Prof. Julia Klawohn von der MSB Medical School Berlin wurde mit dem renommierten „Award for Distinguished Early Career Contributions to Psychophysiology 2025“ ausgezeichnet. Diese Ehrung fand im Oktober 2025 während der Jahrestagung der Society for Psychophysiological Research, die in Montréal, Kanada, zusammentrat, statt. Der Preis würdigt herausragende wissenschaftliche Leistungen von Nachwuchswissenschaftlerinnen in den ersten sieben Jahren nach ihrer Promotion. Die Society for Psychophysiological Research ist bekannt für die Untersuchung des Zusammenspiels von Geist und Körper durch biopsychologische Methoden.

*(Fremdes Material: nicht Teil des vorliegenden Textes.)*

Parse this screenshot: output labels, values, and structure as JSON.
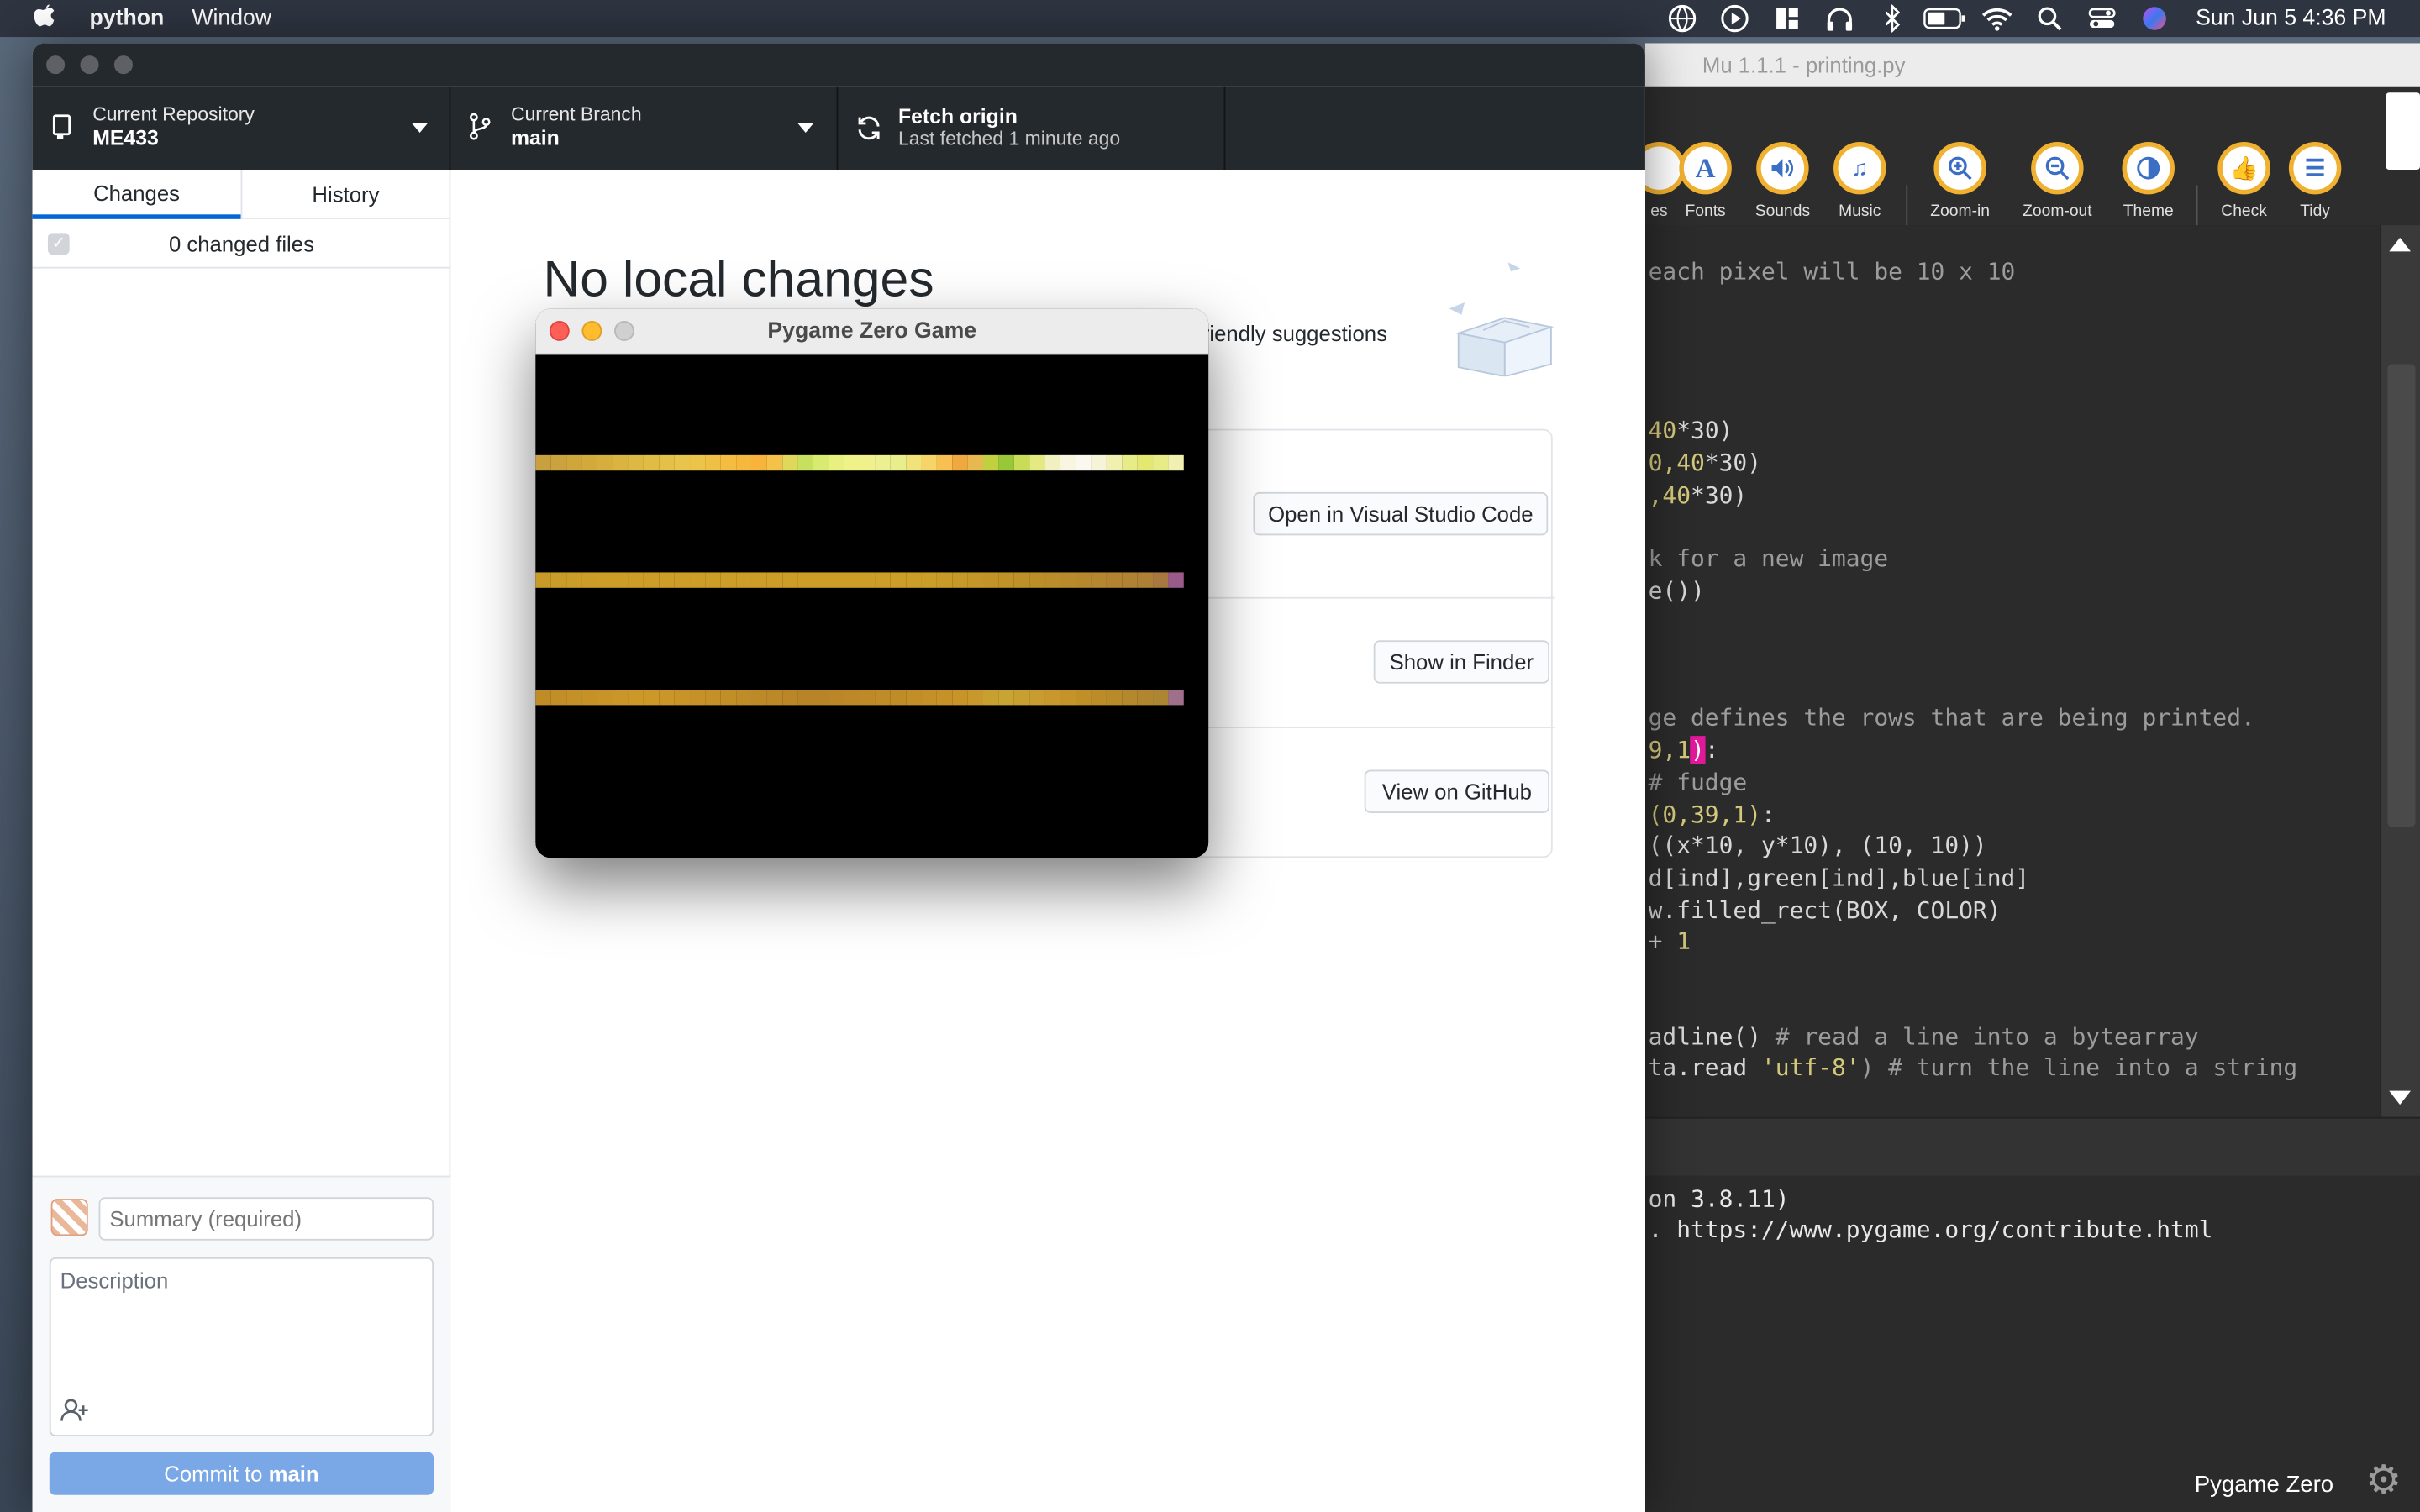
{
  "menubar": {
    "app_name": "python",
    "menu_window": "Window",
    "clock": "Sun Jun 5  4:36 PM"
  },
  "github": {
    "repo_label": "Current Repository",
    "repo_name": "ME433",
    "branch_label": "Current Branch",
    "branch_name": "main",
    "fetch_label": "Fetch origin",
    "fetch_sub": "Last fetched 1 minute ago",
    "tabs": [
      "Changes",
      "History"
    ],
    "changed_files": "0 changed files",
    "summary_placeholder": "Summary (required)",
    "description_placeholder": "Description",
    "commit_prefix": "Commit to ",
    "commit_branch": "main",
    "no_changes_title": "No local changes",
    "suggestions_fragment": "riendly suggestions",
    "buttons": {
      "open_vscode": "Open in Visual Studio Code",
      "show_finder": "Show in Finder",
      "view_github": "View on GitHub"
    }
  },
  "pygame": {
    "title": "Pygame Zero Game",
    "rows": [
      [
        "#c8a040",
        "#caa23e",
        "#cea63c",
        "#d2aa3c",
        "#d6ae3e",
        "#dab440",
        "#ddb842",
        "#e0bc44",
        "#e4c048",
        "#e8c44c",
        "#ecc44a",
        "#f0c046",
        "#f4bc40",
        "#f6b83c",
        "#f8b43a",
        "#f4c24a",
        "#e0d85a",
        "#c8e060",
        "#d8ea70",
        "#e8f080",
        "#eef288",
        "#f0f08c",
        "#ecf090",
        "#e8ee8c",
        "#f2e27a",
        "#f6d468",
        "#f8c050",
        "#f0a840",
        "#e8b850",
        "#c0d040",
        "#98c838",
        "#c8dc58",
        "#e4ea80",
        "#f0f0c0",
        "#f8f6e0",
        "#fbf8f0",
        "#f6f4d8",
        "#f0f0b0",
        "#e8ec88",
        "#e4e870",
        "#e8ec88",
        "#f0f0b0",
        "#f4e8f4",
        "#f8f0f8"
      ],
      [
        "#c89a28",
        "#c99b28",
        "#ca9c28",
        "#cb9d28",
        "#cc9e28",
        "#cc9e28",
        "#cc9e28",
        "#cc9e28",
        "#cc9e28",
        "#cc9e28",
        "#cc9e28",
        "#cc9e28",
        "#cc9e28",
        "#cc9e28",
        "#cc9e28",
        "#cc9e28",
        "#cc9e28",
        "#cc9e28",
        "#cc9e28",
        "#cc9e28",
        "#cc9e28",
        "#cc9e28",
        "#cc9e28",
        "#cc9e28",
        "#cc9e28",
        "#ca9c28",
        "#c89a28",
        "#c69828",
        "#c49628",
        "#c29428",
        "#c09228",
        "#be9028",
        "#bc8e28",
        "#ba8c2a",
        "#b88a2c",
        "#b6882e",
        "#b48630",
        "#b28432",
        "#b08234",
        "#ae8036",
        "#a87840",
        "#9a5a8a",
        "#94489c",
        "#9044a0"
      ],
      [
        "#c08c28",
        "#c28e28",
        "#c49028",
        "#c69228",
        "#c89428",
        "#ca9628",
        "#cc9828",
        "#cc9828",
        "#ca9628",
        "#c89428",
        "#c69228",
        "#c49028",
        "#c28e28",
        "#c08c28",
        "#be8a28",
        "#bc8828",
        "#ba8628",
        "#b88428",
        "#b88428",
        "#ba8628",
        "#bc8828",
        "#be8a28",
        "#c08c28",
        "#c08c28",
        "#c28e28",
        "#c49028",
        "#c69228",
        "#c89428",
        "#c8982c",
        "#c8a030",
        "#c8a432",
        "#c8a030",
        "#c89c2e",
        "#c8982c",
        "#c49428",
        "#c09028",
        "#bc8c28",
        "#b88a2a",
        "#b4882c",
        "#b0862e",
        "#ac8632",
        "#a0708a",
        "#9c6ca0",
        "#9a6aa4"
      ]
    ]
  },
  "mu": {
    "title": "Mu 1.1.1 - printing.py",
    "toolbar": [
      {
        "label": "es",
        "icon": "partial-icon"
      },
      {
        "label": "Fonts",
        "icon": "fonts-icon"
      },
      {
        "label": "Sounds",
        "icon": "sounds-icon"
      },
      {
        "label": "Music",
        "icon": "music-icon"
      },
      {
        "label": "Zoom-in",
        "icon": "zoom-in-icon"
      },
      {
        "label": "Zoom-out",
        "icon": "zoom-out-icon"
      },
      {
        "label": "Theme",
        "icon": "theme-icon"
      },
      {
        "label": "Check",
        "icon": "check-icon"
      },
      {
        "label": "Tidy",
        "icon": "tidy-icon"
      }
    ],
    "code": {
      "l1": "each pixel will be 10 x 10",
      "l2a": "40",
      "l2b": "*30)",
      "l3a": "0,40",
      "l3b": "*30)",
      "l4a": ",40",
      "l4b": "*30)",
      "l5": "k for a new image",
      "l6": "e())",
      "l7": "ge defines the rows that are being printed.",
      "l8a": "9,1",
      "l8b": ")",
      "l8c": ":",
      "l9": "# fudge",
      "l10a": "(0,39,1)",
      "l10b": ":",
      "l11": "((x*10, y*10), (10, 10))",
      "l12": "d[ind],green[ind],blue[ind]",
      "l13": "w.filled_rect(BOX, COLOR)",
      "l14a": "+ ",
      "l14b": "1",
      "l15a": "adline() ",
      "l15b": "# read a line into a bytearray",
      "l16a": "ta.read ",
      "l16b": "'utf-8'",
      "l16c": ") # turn the line into a string"
    },
    "repl": {
      "l1": "on 3.8.11)",
      "l2": ". https://www.pygame.org/contribute.html"
    },
    "mode": "Pygame Zero"
  }
}
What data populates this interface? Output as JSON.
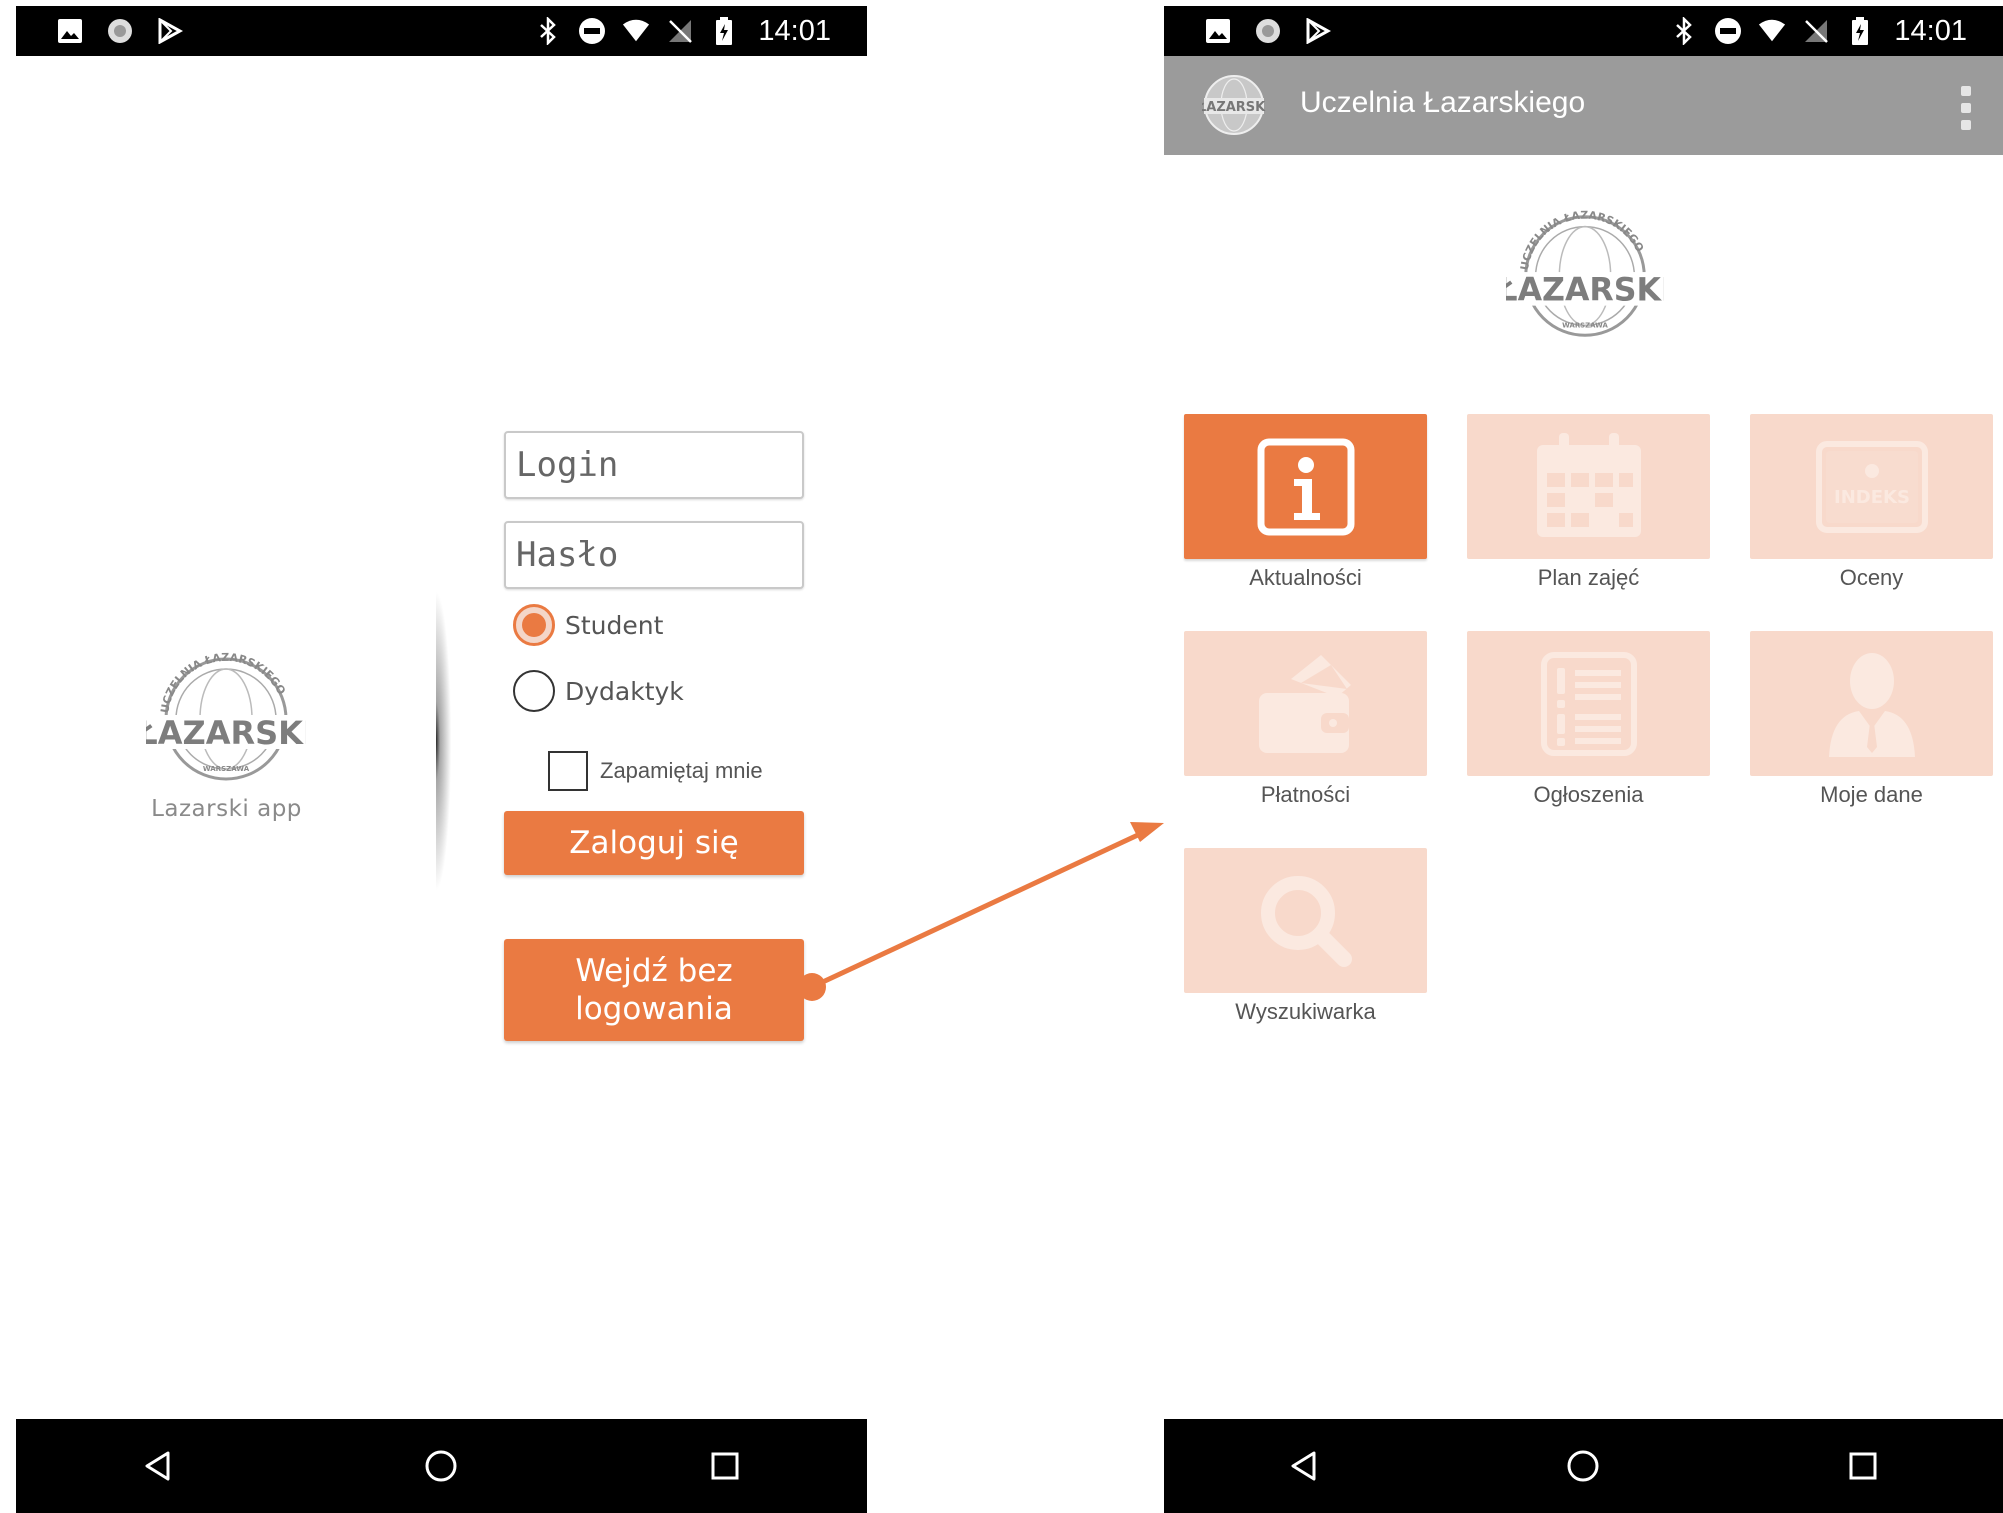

Beim Preisvortrag, den Klawohn hielt, stand das Thema „Utilizing Psychophysiological Measures in Clinical Psychology“ im Mittelpunkt. Hierbei betonte sie die Bedeutung von EEG-Biomarkern in der klinischen Psychologie. Diese Marker sind besonders wertvoll, da sie dabei helfen können, psychische Störungen wie Depression und Zwangsstörung besser zu verstehen. Ihre Forschungsarbeiten zeigen, dass EEG-Marker sogar den Verlauf depressiver Erkrankungen und den Erfolg von Psychotherapien vorhersagen können. Solche Erkenntnisse könnten weitreichende Auswirkungen auf die Entwicklung gezielter Präventionsstrategien und die individuelle Anpassung psychotherapeutischer Behandlungen haben.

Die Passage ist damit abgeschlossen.